40 Jahre „Emma“
„Wir sind keine Frauenzeitschrift!“

Alice Schwarzer (Mitte) mit Mitarbeiterinnen der „Emma“
Alice Schwarzer (Mitte) mit Mitarbeiterinnen der „Emma“ | Foto (Ausschnitt): © Flitner

Am 26. Januar 1977 erschien mit „Emma“ eine der ersten deutschen feministischen Zeitschriften. Seitdem macht das Magazin auf unbequeme Themen aufmerksam. 40 Jahre nach der Erstausgabe zeigt sich die Gründerin, Herausgeberin und Chefredakteurin Alice Schwarzer kämpferisch wie eh und je. Ein Interview.

Frau Schwarzer, „Emma“ ist und war Ihnen ein Herzensprojekt – so sehr, dass Sie die erste Ausgabe sogar selbst finanzierten!
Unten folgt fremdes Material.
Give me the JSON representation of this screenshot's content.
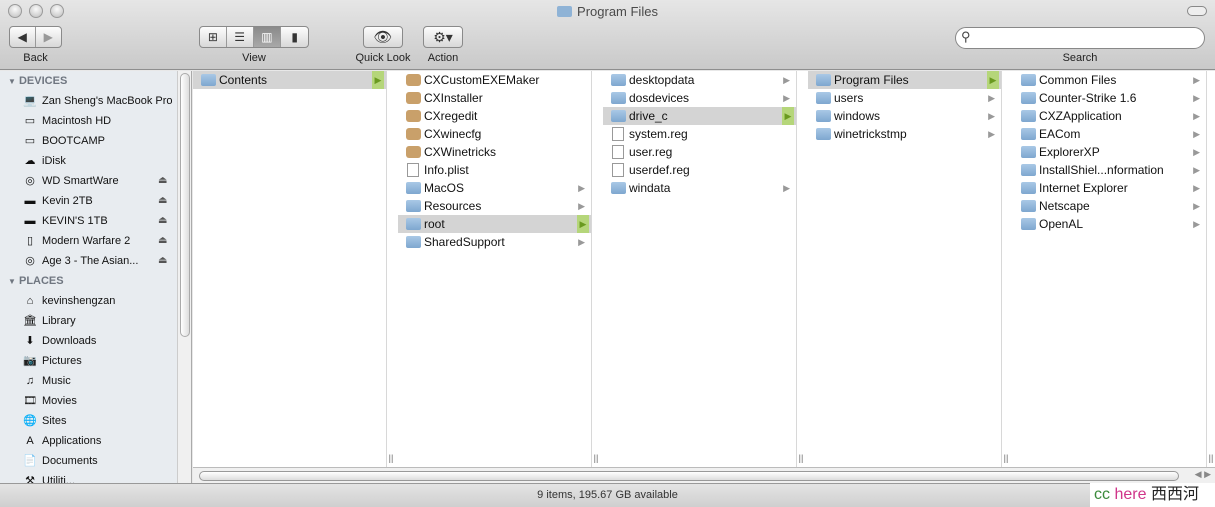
{
  "window": {
    "title": "Program Files"
  },
  "toolbar": {
    "back": "Back",
    "view": "View",
    "quick_look": "Quick Look",
    "action": "Action",
    "search": "Search",
    "search_value": ""
  },
  "sidebar": {
    "devices_label": "DEVICES",
    "devices": [
      {
        "label": "Zan Sheng's MacBook Pro",
        "icon": "laptop-icon",
        "eject": false
      },
      {
        "label": "Macintosh HD",
        "icon": "hard-drive-icon",
        "eject": false
      },
      {
        "label": "BOOTCAMP",
        "icon": "hard-drive-icon",
        "eject": false
      },
      {
        "label": "iDisk",
        "icon": "idisk-icon",
        "eject": false
      },
      {
        "label": "WD SmartWare",
        "icon": "cd-icon",
        "eject": true
      },
      {
        "label": "Kevin 2TB",
        "icon": "external-drive-icon",
        "eject": true
      },
      {
        "label": "KEVIN'S 1TB",
        "icon": "external-drive-icon",
        "eject": true
      },
      {
        "label": "Modern Warfare 2",
        "icon": "disk-image-icon",
        "eject": true
      },
      {
        "label": "Age 3 - The Asian...",
        "icon": "cd-icon",
        "eject": true
      }
    ],
    "places_label": "PLACES",
    "places": [
      {
        "label": "kevinshengzan",
        "icon": "home-icon"
      },
      {
        "label": "Library",
        "icon": "library-icon"
      },
      {
        "label": "Downloads",
        "icon": "downloads-icon"
      },
      {
        "label": "Pictures",
        "icon": "pictures-icon"
      },
      {
        "label": "Music",
        "icon": "music-icon"
      },
      {
        "label": "Movies",
        "icon": "movies-icon"
      },
      {
        "label": "Sites",
        "icon": "sites-icon"
      },
      {
        "label": "Applications",
        "icon": "applications-icon"
      },
      {
        "label": "Documents",
        "icon": "documents-icon"
      },
      {
        "label": "Utiliti...",
        "icon": "utilities-icon"
      }
    ]
  },
  "columns": [
    [
      {
        "label": "Contents",
        "type": "folder",
        "arrow": true,
        "selected": true
      }
    ],
    [
      {
        "label": "CXCustomEXEMaker",
        "type": "app"
      },
      {
        "label": "CXInstaller",
        "type": "app"
      },
      {
        "label": "CXregedit",
        "type": "app"
      },
      {
        "label": "CXwinecfg",
        "type": "app"
      },
      {
        "label": "CXWinetricks",
        "type": "app"
      },
      {
        "label": "Info.plist",
        "type": "doc"
      },
      {
        "label": "MacOS",
        "type": "folder",
        "arrow": true
      },
      {
        "label": "Resources",
        "type": "folder",
        "arrow": true
      },
      {
        "label": "root",
        "type": "folder",
        "arrow": true,
        "selected": true
      },
      {
        "label": "SharedSupport",
        "type": "folder",
        "arrow": true
      }
    ],
    [
      {
        "label": "desktopdata",
        "type": "folder",
        "arrow": true
      },
      {
        "label": "dosdevices",
        "type": "folder",
        "arrow": true
      },
      {
        "label": "drive_c",
        "type": "folder",
        "arrow": true,
        "selected": true
      },
      {
        "label": "system.reg",
        "type": "doc"
      },
      {
        "label": "user.reg",
        "type": "doc"
      },
      {
        "label": "userdef.reg",
        "type": "doc"
      },
      {
        "label": "windata",
        "type": "folder",
        "arrow": true
      }
    ],
    [
      {
        "label": "Program Files",
        "type": "folder",
        "arrow": true,
        "selected": true
      },
      {
        "label": "users",
        "type": "folder",
        "arrow": true
      },
      {
        "label": "windows",
        "type": "folder",
        "arrow": true
      },
      {
        "label": "winetrickstmp",
        "type": "folder",
        "arrow": true
      }
    ],
    [
      {
        "label": "Common Files",
        "type": "folder",
        "arrow": true
      },
      {
        "label": "Counter-Strike 1.6",
        "type": "folder",
        "arrow": true
      },
      {
        "label": "CXZApplication",
        "type": "folder",
        "arrow": true
      },
      {
        "label": "EACom",
        "type": "folder",
        "arrow": true
      },
      {
        "label": "ExplorerXP",
        "type": "folder",
        "arrow": true
      },
      {
        "label": "InstallShiel...nformation",
        "type": "folder",
        "arrow": true
      },
      {
        "label": "Internet Explorer",
        "type": "folder",
        "arrow": true
      },
      {
        "label": "Netscape",
        "type": "folder",
        "arrow": true
      },
      {
        "label": "OpenAL",
        "type": "folder",
        "arrow": true
      }
    ]
  ],
  "status": {
    "text": "9 items, 195.67 GB available"
  },
  "watermark": {
    "cc": "cc",
    "here": "here",
    "cn": "西西河"
  }
}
Ich war damals nicht die einzige, die zu der Überzeugung kam, dass wir engagierten Journalistinnen eine eigene, unabhängige Stimme brauchen. Denn in den Medien, in denen wir bis dahin auch kritische Themen erfolgreich veröffentlicht hatten, stoppten uns die Redaktionen plötzlich bei den sogenannten „Frauenthemen“: Abtreibung, Gewalt, Sexualität etcetera. Mit Aufbruch der Frauenbewegungen im Westen Ende der 1960er-, Anfang der 1970er-Jahre waren Frauenfragen politisch und brisant geworden, und die Männer zogen die Themen an sich. Ihr Frauen seid nicht objektiv, hieß es. Wir Journalistinnen stießen zunehmend auf verschlossene Türen mit unseren Themenangeboten. Eine eigene Stimme musste her! Den ersten Schritt machte Gloria Steinem in den USA mit Ms. – das war ganz klar eine Ermutigung für Emma. Kurz nach der Emma erschien das F-Magazine in Frankreich. Und es gab noch La Vie en Rose in Kanada. Von diesen professionellen Magazinen in Feministinnen-Hand ist Emma heute leider die letzte, die durchgehalten hat. Wir finanzieren uns aus dem Verkauf des Heftes und sind total unabhängig.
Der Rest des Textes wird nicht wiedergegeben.